Глеб Ситковский «Гинкас в роли Яновской»
Вечерний клуб 03.11.2000
«Моей жене, удивительной Генриетте Яновской посвящается» — прочитает зритель в программке перед началом. «Моей жене, удивительной Генриетте Яновской…» — услышит он со сцены голос самого Гинкаса. И еще раз в финале: «Моей жене, удивительной…».
Волшебные слова повторены трижды, словно заклинание в сказке. Спектакль по сказке Оскара Уайльда, названный «притчей о любви»,—подарок ко дню рождения жены, и рассматривать его можно и нужно именно по этим законам.
Тот, кто зайдет в зал «с мороза», не имея и мало-мальского представления о том, что за пьесу сегодня дают, сгоряча может даже решить: это спектакль самой Яновской. Только она, Яновская, столько внимания уделяет театральной толпе, быстро становящейся метафорой рода людского, только она с таким удовольствием предается стихии карнавала, только для нее простые «пам-пам-пам» и «тру-ля-ля» всегда значат больше, чем самые глубокие смыслы. Гинкасу же до сих пор было как-то не до карнавала и исследовал он обычно материи помрачней-с.
Без мрачного не обходится и в новой постановке, но все же в этот раз угрюмый Кама Гинкас с удовольствием прикидывается жутковато-жизнерадостной Генриеттой Яновской, твердо давая понять нам, что муж и жена — одна сатана. Резвяся и играя, Кама Гинкас выковыривает изюминки из разных спектаклей «удивительной Генриетты Яновской» и из себя, не менее удивительного, и размашисто втыкает их в чуть пресноватое тесто уайльдовской сказки.
Город, где стоит статуя Счастливого принца, населен людьми в мрачных черных пальто с авоськами (прямая цитата из спектакля «Гуд-бай, Америка!!!»). Когда они начинают на разные лады твердить свои «пам-пам-пам», кажется: вот-вот — и они заменят междометия словами из другой постановки Яновской, «Соловей»; «В Китае, как известно, все жители китайцы, и сам император китаец». С удовольствием вводит Гинкас в своего «Принца» и египетские мотивы из «Собачьего сердца».
Из себя, удивительного, шутник-режиссер берет длинную лестницу Иакова из «К.И. из «Преступления» и павлиньи перья из прошлогоднего «Черного монаха». Статую-тюрьму (блестящая сценографическая метафора Сергея Бархина) тут наглухо забивают, словно комнату-гроб (тоже бархинскую) в «Комнате смеха», а позолоту с Принца хищные обыватели срывают примерно так, как они уже когда-то поступили с Пушкиным («Пушкин. Дуэль. Смерть»).
С изюминами, короче говоря, все более или менее понятно.

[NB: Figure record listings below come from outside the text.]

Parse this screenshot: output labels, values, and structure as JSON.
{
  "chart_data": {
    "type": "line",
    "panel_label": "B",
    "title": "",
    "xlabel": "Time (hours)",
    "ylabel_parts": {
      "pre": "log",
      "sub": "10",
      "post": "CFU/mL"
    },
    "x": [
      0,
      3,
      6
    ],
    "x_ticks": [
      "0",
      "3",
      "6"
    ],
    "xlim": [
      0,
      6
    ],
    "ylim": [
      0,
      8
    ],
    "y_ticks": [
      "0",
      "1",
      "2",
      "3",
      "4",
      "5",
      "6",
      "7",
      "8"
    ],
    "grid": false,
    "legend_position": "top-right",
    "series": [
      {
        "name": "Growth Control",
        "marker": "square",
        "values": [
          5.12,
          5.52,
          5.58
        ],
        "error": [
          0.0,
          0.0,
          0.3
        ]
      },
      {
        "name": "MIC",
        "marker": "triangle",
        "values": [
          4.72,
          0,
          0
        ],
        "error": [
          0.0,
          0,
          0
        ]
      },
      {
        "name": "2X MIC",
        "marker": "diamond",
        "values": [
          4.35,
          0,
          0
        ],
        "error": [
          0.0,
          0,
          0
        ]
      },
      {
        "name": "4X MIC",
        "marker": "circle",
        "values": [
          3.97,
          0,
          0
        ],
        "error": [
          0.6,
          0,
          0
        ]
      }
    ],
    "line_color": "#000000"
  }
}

Что же касается самой сдобы, то у «Счастливого принца», видимо, есть какой-то врожденный порок, не дающий тесту как следует подняться.
Всерьез пересказать горьковскую историю о Данко, который отдал свое сердце людям, — натуральная пошлость. Поэтому от морали Гинкас бежит к иронии, а от иронии — обратно к морали. Людишки, населяющие сказочный город, вовсе не стоят любви: изможденную женщину Гинкас делает толстой накрашенной дурой, а в талантливом молодом драматурге рисует карикатуру на Горького («Человек — это звучит… горько!»). От иронии он то и дело, возвышая голос, возвращается к открытой эмоции. Но что-то не работает.
Дело, видно, в том, что сказка Уайльда, словно хорошие стихи, требует особой бесстрастности и даже монотонности, а в постановке Гинкаса слишком много телесного и человеческого. Делая добро, лучше и вовсе не вглядываться в этих смешных и жалких людей.
Сказка о Счастливом принце, раздавшем себя по кусочкам людям, и о маленькой Ласточке, погибшей из любви к Принцу, — история с моралью. А как заметил Уайльд в другой своей сказке, такие истории рассказывать никогда не следует —любой критик непременно завопит: «Гиль!»